Todessturz in eine Gletscherspalte

Ingolstädter (35) stirbt vor den Augen seines Schwiegervaters

Matrei/Osttirol - Tödliches Skidrama am Großvenediger (3657 Meter)! Vor den Augen seines Schwiegervaters (53) und eines Freundes (31) ist hier am Samstag ein Bayer (35) in eine Gletscherspalte gestürzt.

Obwohl schnell Hilfe per Hubschrauber kam, konnten die Ärzte das Leben des Ingolstädters nicht mehr retten.

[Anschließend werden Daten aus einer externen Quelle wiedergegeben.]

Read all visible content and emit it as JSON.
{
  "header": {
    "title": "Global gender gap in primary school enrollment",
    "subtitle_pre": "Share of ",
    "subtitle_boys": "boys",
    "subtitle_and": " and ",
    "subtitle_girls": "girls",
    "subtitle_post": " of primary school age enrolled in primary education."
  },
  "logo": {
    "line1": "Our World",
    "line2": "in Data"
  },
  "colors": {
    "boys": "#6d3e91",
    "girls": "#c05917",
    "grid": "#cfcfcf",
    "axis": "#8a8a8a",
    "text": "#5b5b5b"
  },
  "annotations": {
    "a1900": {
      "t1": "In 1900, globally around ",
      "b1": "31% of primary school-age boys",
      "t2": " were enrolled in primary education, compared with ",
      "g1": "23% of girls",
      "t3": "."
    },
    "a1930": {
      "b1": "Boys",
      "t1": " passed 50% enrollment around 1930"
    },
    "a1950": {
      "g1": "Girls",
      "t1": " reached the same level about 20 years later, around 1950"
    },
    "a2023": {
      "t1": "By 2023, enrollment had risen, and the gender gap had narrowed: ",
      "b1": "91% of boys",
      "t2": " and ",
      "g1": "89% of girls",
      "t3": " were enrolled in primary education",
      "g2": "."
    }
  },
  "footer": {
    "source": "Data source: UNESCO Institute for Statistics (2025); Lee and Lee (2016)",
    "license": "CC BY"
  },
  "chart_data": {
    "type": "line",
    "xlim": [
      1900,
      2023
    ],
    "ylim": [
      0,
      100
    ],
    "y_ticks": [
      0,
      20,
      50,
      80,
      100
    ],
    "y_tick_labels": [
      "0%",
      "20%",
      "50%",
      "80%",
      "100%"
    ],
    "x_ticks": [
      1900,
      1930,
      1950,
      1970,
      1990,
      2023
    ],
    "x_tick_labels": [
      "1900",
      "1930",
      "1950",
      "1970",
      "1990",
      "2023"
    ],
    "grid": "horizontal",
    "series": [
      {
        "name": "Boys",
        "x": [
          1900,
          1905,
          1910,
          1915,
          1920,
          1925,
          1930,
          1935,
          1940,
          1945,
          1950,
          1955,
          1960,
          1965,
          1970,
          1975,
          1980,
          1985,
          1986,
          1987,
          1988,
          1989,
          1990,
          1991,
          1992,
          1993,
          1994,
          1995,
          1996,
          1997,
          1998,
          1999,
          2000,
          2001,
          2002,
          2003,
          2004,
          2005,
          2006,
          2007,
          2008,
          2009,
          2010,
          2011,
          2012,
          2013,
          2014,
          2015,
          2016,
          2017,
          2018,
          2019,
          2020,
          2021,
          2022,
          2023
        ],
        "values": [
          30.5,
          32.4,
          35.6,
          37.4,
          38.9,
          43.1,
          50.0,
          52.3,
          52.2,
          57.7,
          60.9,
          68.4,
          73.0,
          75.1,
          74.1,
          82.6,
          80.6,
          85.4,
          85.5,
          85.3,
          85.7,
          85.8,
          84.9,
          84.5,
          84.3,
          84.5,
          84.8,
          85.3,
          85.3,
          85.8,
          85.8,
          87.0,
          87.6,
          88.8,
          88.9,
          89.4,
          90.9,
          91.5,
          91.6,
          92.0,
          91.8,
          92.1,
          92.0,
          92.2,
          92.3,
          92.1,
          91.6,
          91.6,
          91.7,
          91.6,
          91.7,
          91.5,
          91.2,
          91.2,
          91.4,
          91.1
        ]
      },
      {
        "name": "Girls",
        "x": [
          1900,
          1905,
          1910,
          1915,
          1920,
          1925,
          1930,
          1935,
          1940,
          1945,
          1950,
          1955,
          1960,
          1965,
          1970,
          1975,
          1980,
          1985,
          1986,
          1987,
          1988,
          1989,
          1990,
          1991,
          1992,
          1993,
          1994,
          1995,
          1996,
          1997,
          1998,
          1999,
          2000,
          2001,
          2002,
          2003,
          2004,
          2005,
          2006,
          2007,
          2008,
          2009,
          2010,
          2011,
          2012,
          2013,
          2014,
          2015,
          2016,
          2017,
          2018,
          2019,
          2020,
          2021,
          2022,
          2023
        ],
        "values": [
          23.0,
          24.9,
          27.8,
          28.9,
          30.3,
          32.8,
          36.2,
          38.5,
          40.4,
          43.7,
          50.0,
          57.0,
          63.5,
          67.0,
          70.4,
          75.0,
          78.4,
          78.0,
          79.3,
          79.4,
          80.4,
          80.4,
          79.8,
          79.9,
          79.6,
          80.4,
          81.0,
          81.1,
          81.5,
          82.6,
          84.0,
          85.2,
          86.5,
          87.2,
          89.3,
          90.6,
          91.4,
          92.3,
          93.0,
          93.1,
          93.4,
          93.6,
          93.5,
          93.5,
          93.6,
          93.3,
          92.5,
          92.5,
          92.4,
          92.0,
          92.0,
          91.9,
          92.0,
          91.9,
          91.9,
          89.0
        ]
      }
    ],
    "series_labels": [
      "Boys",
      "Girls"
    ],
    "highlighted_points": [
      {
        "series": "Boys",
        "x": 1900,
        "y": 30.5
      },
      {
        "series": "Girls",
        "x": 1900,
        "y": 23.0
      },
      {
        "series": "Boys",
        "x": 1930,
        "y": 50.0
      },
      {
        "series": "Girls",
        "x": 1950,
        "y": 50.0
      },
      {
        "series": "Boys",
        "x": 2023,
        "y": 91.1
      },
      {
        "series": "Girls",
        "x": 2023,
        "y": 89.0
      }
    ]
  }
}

Die fürchterliche Tragödie war um die Mittagszeit bei der Abfahrt passiert: Die drei Tourengeher befanden sich zu dieser Zeit gerade in 3200 Metern Höhe auf dem Schlatenkees, einem Gletscher der Venedigergruppe. Während seine zwei Kameraden einer offenen Gletscherspalte ausweichen konnten, fuhr der 35-Jährige aus Ingolstadt direkt auf die tödliche Falle zu. Der Bayer schaffte es nicht mehr ausweichen. Er stürzte rund 25 Meter in die eisige Tiefe – seine Begleiter mussten geschockt zusehen!

Gegen 12.44 Uhr ging der Notruf bei der Landesleiststelle Tirol ein. Abgesetzt hatte ihn laut Kleine Zeitung ein Bergretter aus Matrei/Osttirol. Der erfahrene Alpinist war kurz nach dem Unglück zufällig im Anstieg zum Großvenediger. Als er an der Stelle vorbeikam, wo der Ingolstädter in die Tiefe gestürzt war, handelte er sofort und alarmierte seine Kameraden.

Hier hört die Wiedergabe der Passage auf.